Imaginons que je la traduise par « Tu m’agaces vraiment parfois, mais je t’aime bien ».

=> Les mots sont les mêmes, j’ai juste changé leur ordre… Et en faisant ça, je mets l’accent sur des éléments différents.

Dans la phrase d’origine, la personne réprimande son interlocuteur (je t’aime bien, mais franchement, parfois, tu me saoules ; l’accent est sur la 2e partie de la phrase, l’idée d’agacement).

Dans ma traduction, ma réprimande devient plus affectueuse (t’es chiant, parfois, mais je t’aime bien quand même ; l’accent est de nouveau mis sur la 2e partie de la phrase, l’idée d’affection).

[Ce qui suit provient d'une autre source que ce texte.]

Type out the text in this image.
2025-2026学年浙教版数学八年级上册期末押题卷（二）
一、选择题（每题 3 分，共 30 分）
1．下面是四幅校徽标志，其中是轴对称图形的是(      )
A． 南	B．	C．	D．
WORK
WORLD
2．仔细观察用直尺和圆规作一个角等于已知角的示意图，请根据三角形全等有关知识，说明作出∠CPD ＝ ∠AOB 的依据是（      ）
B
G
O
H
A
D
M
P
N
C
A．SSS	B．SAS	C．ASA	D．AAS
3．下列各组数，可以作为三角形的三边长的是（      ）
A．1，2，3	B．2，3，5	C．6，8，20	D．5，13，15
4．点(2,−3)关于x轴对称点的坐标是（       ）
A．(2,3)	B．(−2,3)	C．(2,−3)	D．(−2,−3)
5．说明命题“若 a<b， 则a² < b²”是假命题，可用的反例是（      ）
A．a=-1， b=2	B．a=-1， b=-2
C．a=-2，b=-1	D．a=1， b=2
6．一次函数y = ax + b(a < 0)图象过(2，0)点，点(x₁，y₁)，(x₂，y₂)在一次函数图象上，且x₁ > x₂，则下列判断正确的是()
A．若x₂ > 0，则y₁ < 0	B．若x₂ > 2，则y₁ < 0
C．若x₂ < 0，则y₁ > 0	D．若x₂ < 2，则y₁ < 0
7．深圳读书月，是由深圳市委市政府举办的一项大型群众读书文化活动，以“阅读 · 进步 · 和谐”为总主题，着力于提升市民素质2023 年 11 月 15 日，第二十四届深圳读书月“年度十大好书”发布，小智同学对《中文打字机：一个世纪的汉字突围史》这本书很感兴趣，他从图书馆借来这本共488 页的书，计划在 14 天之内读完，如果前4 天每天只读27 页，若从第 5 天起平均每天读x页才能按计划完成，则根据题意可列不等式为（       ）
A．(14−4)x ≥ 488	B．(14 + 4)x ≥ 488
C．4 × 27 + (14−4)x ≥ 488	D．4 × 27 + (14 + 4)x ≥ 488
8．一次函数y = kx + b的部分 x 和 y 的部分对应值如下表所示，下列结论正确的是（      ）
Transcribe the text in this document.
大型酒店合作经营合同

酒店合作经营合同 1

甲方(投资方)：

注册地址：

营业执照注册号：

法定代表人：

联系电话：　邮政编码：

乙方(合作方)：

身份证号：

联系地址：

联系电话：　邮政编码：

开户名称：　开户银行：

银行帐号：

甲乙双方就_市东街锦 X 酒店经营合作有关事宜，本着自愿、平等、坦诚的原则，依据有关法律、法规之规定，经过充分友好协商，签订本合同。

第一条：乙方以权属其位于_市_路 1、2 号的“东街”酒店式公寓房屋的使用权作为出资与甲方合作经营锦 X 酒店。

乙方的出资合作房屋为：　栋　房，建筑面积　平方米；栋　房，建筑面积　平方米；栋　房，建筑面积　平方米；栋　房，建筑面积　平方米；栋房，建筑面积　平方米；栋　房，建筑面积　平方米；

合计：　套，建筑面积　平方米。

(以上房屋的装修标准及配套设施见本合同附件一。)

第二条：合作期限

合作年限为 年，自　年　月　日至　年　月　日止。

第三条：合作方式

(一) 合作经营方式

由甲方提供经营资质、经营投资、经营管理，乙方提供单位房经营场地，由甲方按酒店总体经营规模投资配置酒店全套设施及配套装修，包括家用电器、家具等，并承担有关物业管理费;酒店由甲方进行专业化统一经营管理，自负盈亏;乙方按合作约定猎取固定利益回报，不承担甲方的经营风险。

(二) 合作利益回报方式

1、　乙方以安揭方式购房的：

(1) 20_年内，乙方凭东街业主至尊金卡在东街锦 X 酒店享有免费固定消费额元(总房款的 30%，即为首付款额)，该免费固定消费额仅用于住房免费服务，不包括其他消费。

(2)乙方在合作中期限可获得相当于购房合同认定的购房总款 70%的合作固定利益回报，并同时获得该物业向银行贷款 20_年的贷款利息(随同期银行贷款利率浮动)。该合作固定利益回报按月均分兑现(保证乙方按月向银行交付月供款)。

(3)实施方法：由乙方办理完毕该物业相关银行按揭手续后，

=> C’est donc l’exemple typique d’un changement inutile, puisqu’il est tout à fait possible de traduire cette phrase littéralement sans que ça choque en français, et dangereux, puisqu’il amène un changement de nuance.

Et dans la « vraie vie », alors ?

Je voudrais terminer par quelques précisions : ces conseils sont utiles (enfin, j’espère ! ) dans un cadre scolaire. En réalité, dans beaucoup de projets professionnels, certains des éléments ci-dessus n’ont plus d’importance (vous vous doutez bien qu’on ne respecte pas le « style de l’auteur » quand on traduit un mode d’emploi ou un procès-verbal de réunion).

De plus, je me suis basée sur ce que mes profs m’ont appris, sur leurs consignes. C’est le dernier élément à prendre en compte dans votre traduction : la demande de votre prof/client. Si votre prof vous demande de vous éloigner du texte à tout prix, faites-le. S’il vous demande d’utiliser le passé simple alors que vous préférez le passé composé, faites ce qu’il vous demande. Plus tard, vous aurez parfois un glossaire ou un guide de style à suivre et vous ne serez pas toujours d’accord avec ce qu’il contient, mais vous devrez respecter les demandes de votre client (sauf s’il y a manifestement une erreur dans le glossaire, vous feriez mieux de la signaler au client, of course). C’est ça aussi, le métier de traducteur.